I was asked this in an interview.
The correct answer, I was told, follow from this argument
Let $L_0[0,t]$ denote the time 0 price of Libor for period $0$ to $t$.
Let $L_0[t,t+\delta_t]$ denote the time 0 price of Libor for period $t$ to $t+\delta t$
$(1+L_0[0,t])^{-1}$ dollar today is worth $1$ dollar at time $t$ hence $1+L_0[t,t+\delta_t]$ dollar at time $t+\delta t$
So the correct answer should be $(1+L_0[0,t])^{-1}-(1+L_0[0,t+\delta t])^{-1}$ by discounting the extra 1 dollar back to time 0.

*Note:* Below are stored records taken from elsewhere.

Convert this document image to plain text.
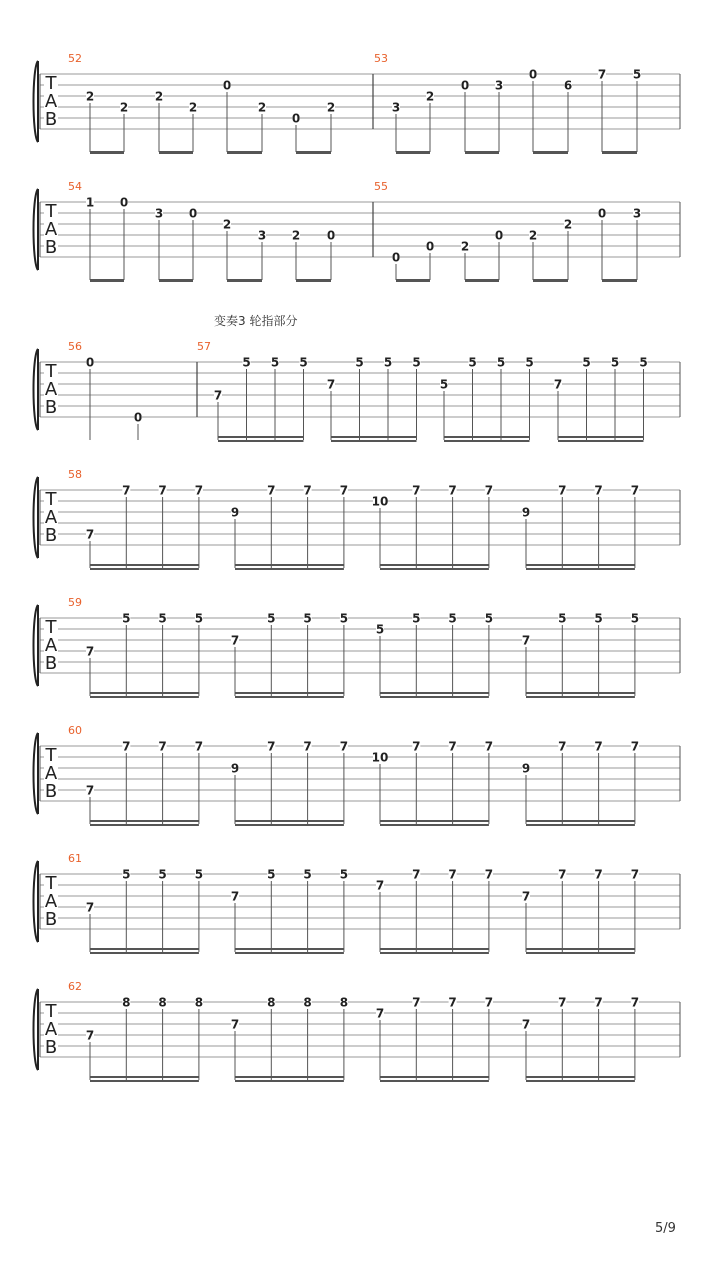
T
A
B
2
2
2
2
0
2
0
2
52
3
2
0 3
0
6
7 5
53
T
A
B
1 0
3 0
2
3 2 0
54
0
0 2
0 2
2
0 3
55
T
A
B
0
0
56
7
5 5 5
7
5 5 5
5
5 5 5
7
5 5 5
57
T
A
B 7
7 7 7
9
7 7 7
10
7 7 7
9
7 7 7
58
T
A
B
7
5 5 5
7
5 5 5
5
5 5 5
7
5 5 5
59
T
A
B 7
7 7 7
9
7 7 7
10
7 7 7
9
7 7 7
60
T
A
B
7
5 5 5
7
5 5 5
7
7 7 7
7
7 7 7
61
T
A
B
7
8 8 8
7
8 8 8
7
7 7 7
7
7 7 7
62
变奏3 轮指部分
5/9
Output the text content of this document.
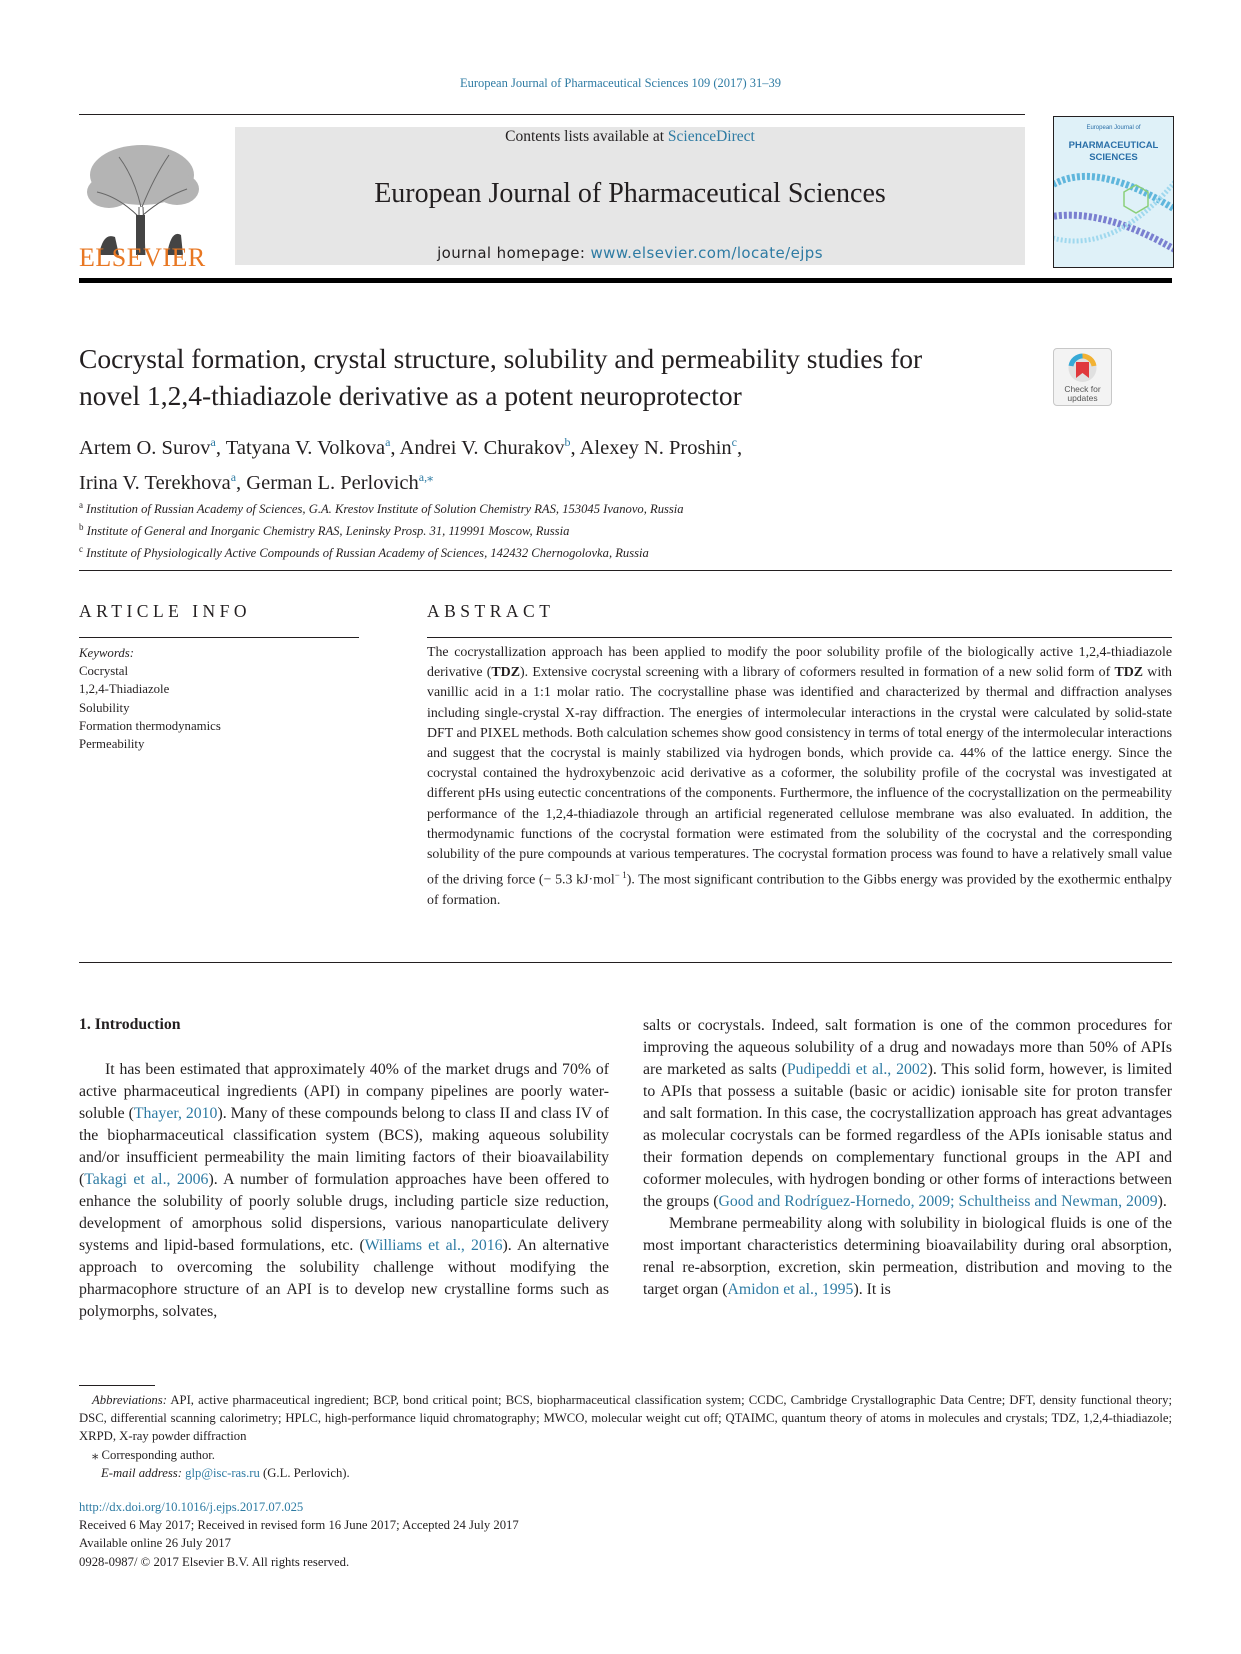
European Journal of Pharmaceutical Sciences 109 (2017) 31–39
ELSEVIER
Contents lists available at ScienceDirect
European Journal of Pharmaceutical Sciences
journal homepage: www.elsevier.com/locate/ejps
European Journal of
PHARMACEUTICAL
SCIENCES
Cocrystal formation, crystal structure, solubility and permeability studies for
novel 1,2,4-thiadiazole derivative as a potent neuroprotector	Check for
updates
Artem O. Surov$^a$, Tatyana V. Volkova$^a$, Andrei V. Churakov$^b$, Alexey N. Proshin$^c$,
Irina V. Terekhova$^a$, German L. Perlovich$^{a,⁎}$
$^a$ Institution of Russian Academy of Sciences, G.A. Krestov Institute of Solution Chemistry RAS, 153045 Ivanovo, Russia
$^b$ Institute of General and Inorganic Chemistry RAS, Leninsky Prosp. 31, 119991 Moscow, Russia
$^c$ Institute of Physiologically Active Compounds of Russian Academy of Sciences, 142432 Chernogolovka, Russia
ARTICLE INFO
Keywords:
Cocrystal
1,2,4-Thiadiazole
Solubility
Formation thermodynamics
Permeability
ABSTRACT
The cocrystallization approach has been applied to modify the poor solubility profile of the biologically active 1,2,4-thiadiazole derivative (TDZ). Extensive cocrystal screening with a library of coformers resulted in formation of a new solid form of TDZ with vanillic acid in a 1:1 molar ratio. The cocrystalline phase was identified and characterized by thermal and diffraction analyses including single-crystal X-ray diffraction. The energies of intermolecular interactions in the crystal were calculated by solid-state DFT and PIXEL methods. Both calculation schemes show good consistency in terms of total energy of the intermolecular interactions and suggest that the cocrystal is mainly stabilized via hydrogen bonds, which provide ca. 44% of the lattice energy. Since the cocrystal contained the hydroxybenzoic acid derivative as a coformer, the solubility profile of the cocrystal was investigated at different pHs using eutectic concentrations of the components. Furthermore, the influence of the cocrystallization on the permeability performance of the 1,2,4-thiadiazole through an artificial regenerated cellulose membrane was also evaluated. In addition, the thermodynamic functions of the cocrystal formation were estimated from the solubility of the cocrystal and the corresponding solubility of the pure compounds at various temperatures. The cocrystal formation process was found to have a relatively small value of the driving force (− 5.3 kJ·mol$^{- 1}$). The most significant contribution to the Gibbs energy was provided by the exothermic enthalpy of formation.
1. Introduction

It has been estimated that approximately 40% of the market drugs and 70% of active pharmaceutical ingredients (API) in company pipelines are poorly water-soluble (Thayer, 2010). Many of these compounds belong to class II and class IV of the biopharmaceutical classification system (BCS), making aqueous solubility and/or insufficient permeability the main limiting factors of their bioavailability (Takagi et al., 2006). A number of formulation approaches have been offered to enhance the solubility of poorly soluble drugs, including particle size reduction, development of amorphous solid dispersions, various nanoparticulate delivery systems and lipid-based formulations, etc. (Williams et al., 2016). An alternative approach to overcoming the solubility challenge without modifying the pharmacophore structure of an API is to develop new crystalline forms such as polymorphs, solvates,

salts or cocrystals. Indeed, salt formation is one of the common procedures for improving the aqueous solubility of a drug and nowadays more than 50% of APIs are marketed as salts (Pudipeddi et al., 2002). This solid form, however, is limited to APIs that possess a suitable (basic or acidic) ionisable site for proton transfer and salt formation. In this case, the cocrystallization approach has great advantages as molecular cocrystals can be formed regardless of the APIs ionisable status and their formation depends on complementary functional groups in the API and coformer molecules, with hydrogen bonding or other forms of interactions between the groups (Good and Rodríguez-Hornedo, 2009; Schultheiss and Newman, 2009).

Membrane permeability along with solubility in biological fluids is one of the most important characteristics determining bioavailability during oral absorption, renal re-absorption, excretion, skin permeation, distribution and moving to the target organ (Amidon et al., 1995). It is

Abbreviations: API, active pharmaceutical ingredient; BCP, bond critical point; BCS, biopharmaceutical classification system; CCDC, Cambridge Crystallographic Data Centre; DFT, density functional theory; DSC, differential scanning calorimetry; HPLC, high-performance liquid chromatography; MWCO, molecular weight cut off; QTAIMC, quantum theory of atoms in molecules and crystals; TDZ, 1,2,4-thiadiazole; XRPD, X-ray powder diffraction

⁎ Corresponding author.

E-mail address: glp@isc-ras.ru (G.L. Perlovich).

http://dx.doi.org/10.1016/j.ejps.2017.07.025

Received 6 May 2017; Received in revised form 16 June 2017; Accepted 24 July 2017

Available online 26 July 2017

0928-0987/ © 2017 Elsevier B.V. All rights reserved.
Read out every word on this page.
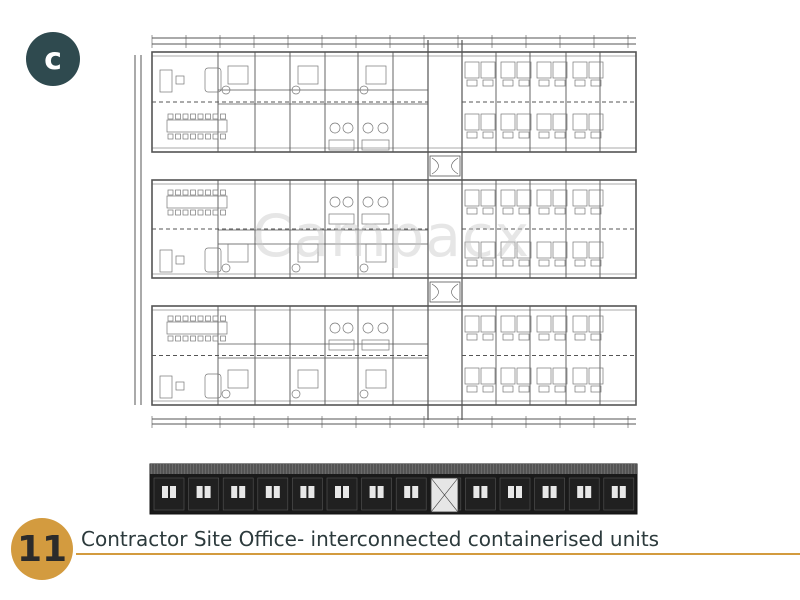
c
Campacx
11 Contractor Site Office- interconnected containerised units
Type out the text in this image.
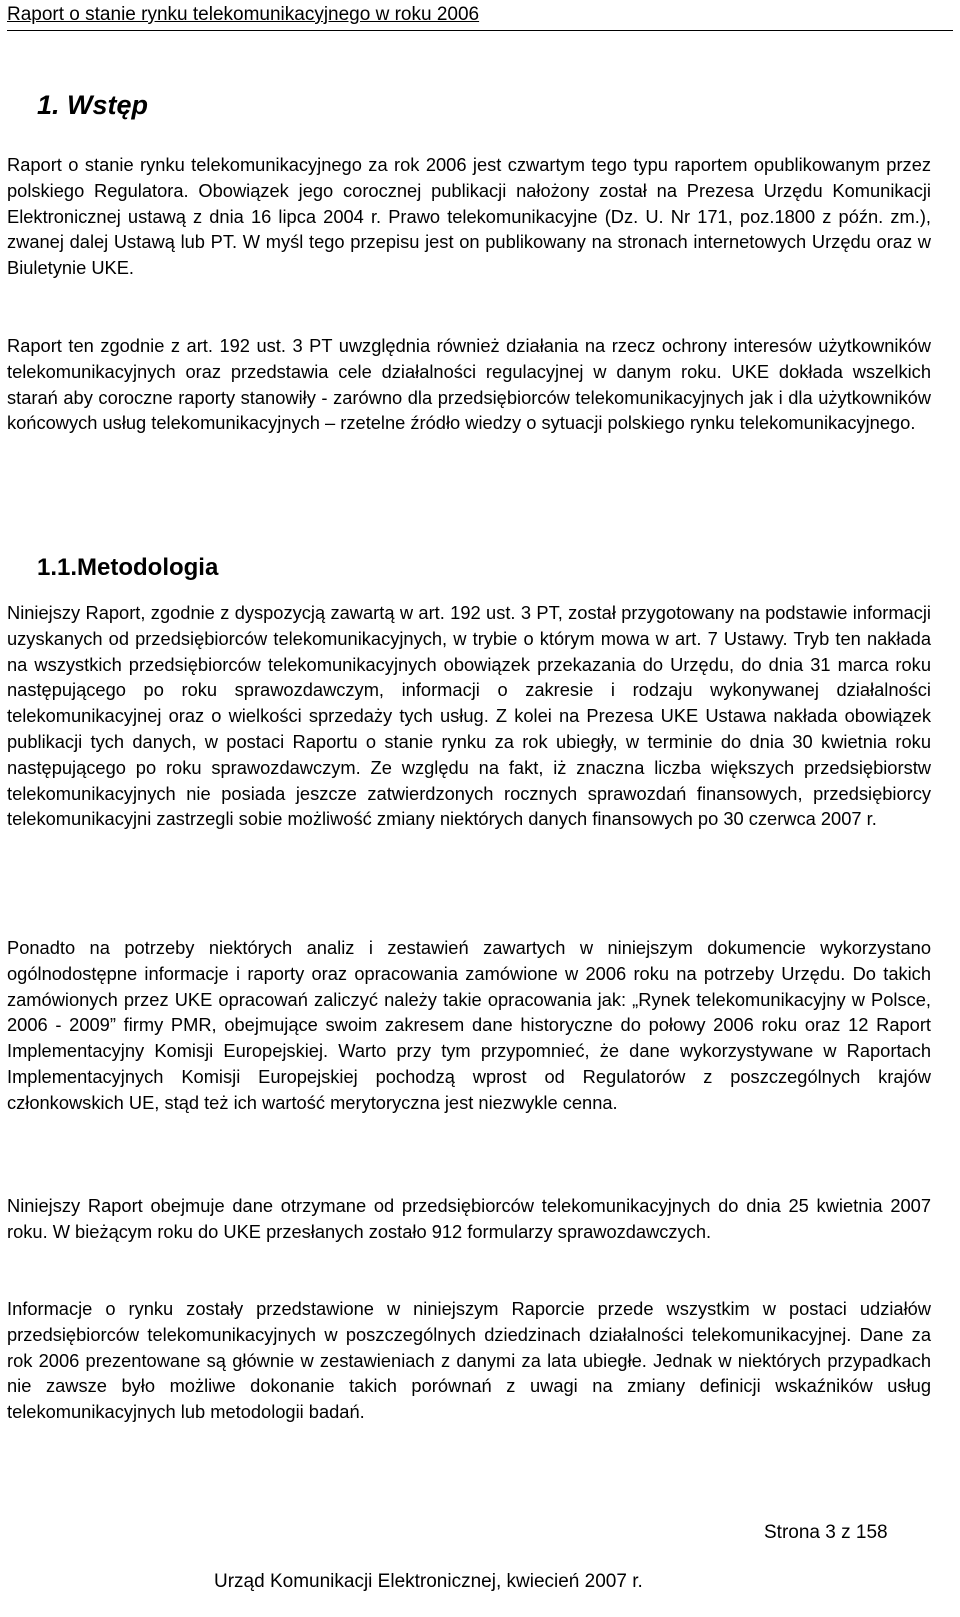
Raport o stanie rynku telekomunikacyjnego w roku 2006
1. Wstęp

Raport o stanie rynku telekomunikacyjnego za rok 2006 jest czwartym tego typu raportem opublikowanym przez polskiego Regulatora. Obowiązek jego corocznej publikacji nałożony został na Prezesa Urzędu Komunikacji Elektronicznej ustawą z dnia 16 lipca 2004 r. Prawo telekomunikacyjne (Dz. U. Nr 171, poz.1800 z późn. zm.), zwanej dalej Ustawą lub PT. W myśl tego przepisu jest on publikowany na stronach internetowych Urzędu oraz w Biuletynie UKE.

Raport ten zgodnie z art. 192 ust. 3 PT uwzględnia również działania na rzecz ochrony interesów użytkowników telekomunikacyjnych oraz przedstawia cele działalności regulacyjnej w danym roku. UKE dokłada wszelkich starań aby coroczne raporty stanowiły - zarówno dla przedsiębiorców telekomunikacyjnych jak i dla użytkowników końcowych usług telekomunikacyjnych – rzetelne źródło wiedzy o sytuacji polskiego rynku telekomunikacyjnego.

1.1.Metodologia

Niniejszy Raport, zgodnie z dyspozycją zawartą w art. 192 ust. 3 PT, został przygotowany na podstawie informacji uzyskanych od przedsiębiorców telekomunikacyjnych, w trybie o którym mowa w art. 7 Ustawy. Tryb ten nakłada na wszystkich przedsiębiorców telekomunikacyjnych obowiązek przekazania do Urzędu, do dnia 31 marca roku następującego po roku sprawozdawczym, informacji o zakresie i rodzaju wykonywanej działalności telekomunikacyjnej oraz o wielkości sprzedaży tych usług. Z kolei na Prezesa UKE Ustawa nakłada obowiązek publikacji tych danych, w postaci Raportu o stanie rynku za rok ubiegły, w terminie do dnia 30 kwietnia roku następującego po roku sprawozdawczym. Ze względu na fakt, iż znaczna liczba większych przedsiębiorstw telekomunikacyjnych nie posiada jeszcze zatwierdzonych rocznych sprawozdań finansowych, przedsiębiorcy telekomunikacyjni zastrzegli sobie możliwość zmiany niektórych danych finansowych po 30 czerwca 2007 r.

Ponadto na potrzeby niektórych analiz i zestawień zawartych w niniejszym dokumencie wykorzystano ogólnodostępne informacje i raporty oraz opracowania zamówione w 2006 roku na potrzeby Urzędu. Do takich zamówionych przez UKE opracowań zaliczyć należy takie opracowania jak: „Rynek telekomunikacyjny w Polsce, 2006 - 2009” firmy PMR, obejmujące swoim zakresem dane historyczne do połowy 2006 roku oraz 12 Raport Implementacyjny Komisji Europejskiej. Warto przy tym przypomnieć, że dane wykorzystywane w Raportach Implementacyjnych Komisji Europejskiej pochodzą wprost od Regulatorów z poszczególnych krajów członkowskich UE, stąd też ich wartość merytoryczna jest niezwykle cenna.

Niniejszy Raport obejmuje dane otrzymane od przedsiębiorców telekomunikacyjnych do dnia 25 kwietnia 2007 roku. W bieżącym roku do UKE przesłanych zostało 912 formularzy sprawozdawczych.

Informacje o rynku zostały przedstawione w niniejszym Raporcie przede wszystkim w postaci udziałów przedsiębiorców telekomunikacyjnych w poszczególnych dziedzinach działalności telekomunikacyjnej. Dane za rok 2006 prezentowane są głównie w zestawieniach z danymi za lata ubiegłe. Jednak w niektórych przypadkach nie zawsze było możliwe dokonanie takich porównań z uwagi na zmiany definicji wskaźników usług telekomunikacyjnych lub metodologii badań.

Strona 3 z 158
Urząd Komunikacji Elektronicznej, kwiecień 2007 r.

I understand this, but I thought
$1$ dollar today is worth $1+L_0[0,t]$ dollar at time $t$, hence $(1+L_0[0,t])(1+L_0[t,t+\delta_t])$ dollar at time $t+\delta t$
That should be the same as investing 1 dollar for period 0 to $t+\delta t$. This should be $1+L_0[0,t+\delta t]$. Equating these give a different answer.
$(1+L_0[0,t])(1+L_0[t,t+\delta_t])= 1+L_0[0,t+\delta t]$
This gives $L_0[t,t+\delta_t] = (1+L_0[0,t+\delta t])(1+L_0[0,t])^{-1} - 1$
This is out by a factor of $1+L_0[0,t+\delta t]$. why is that the case? what did I miss?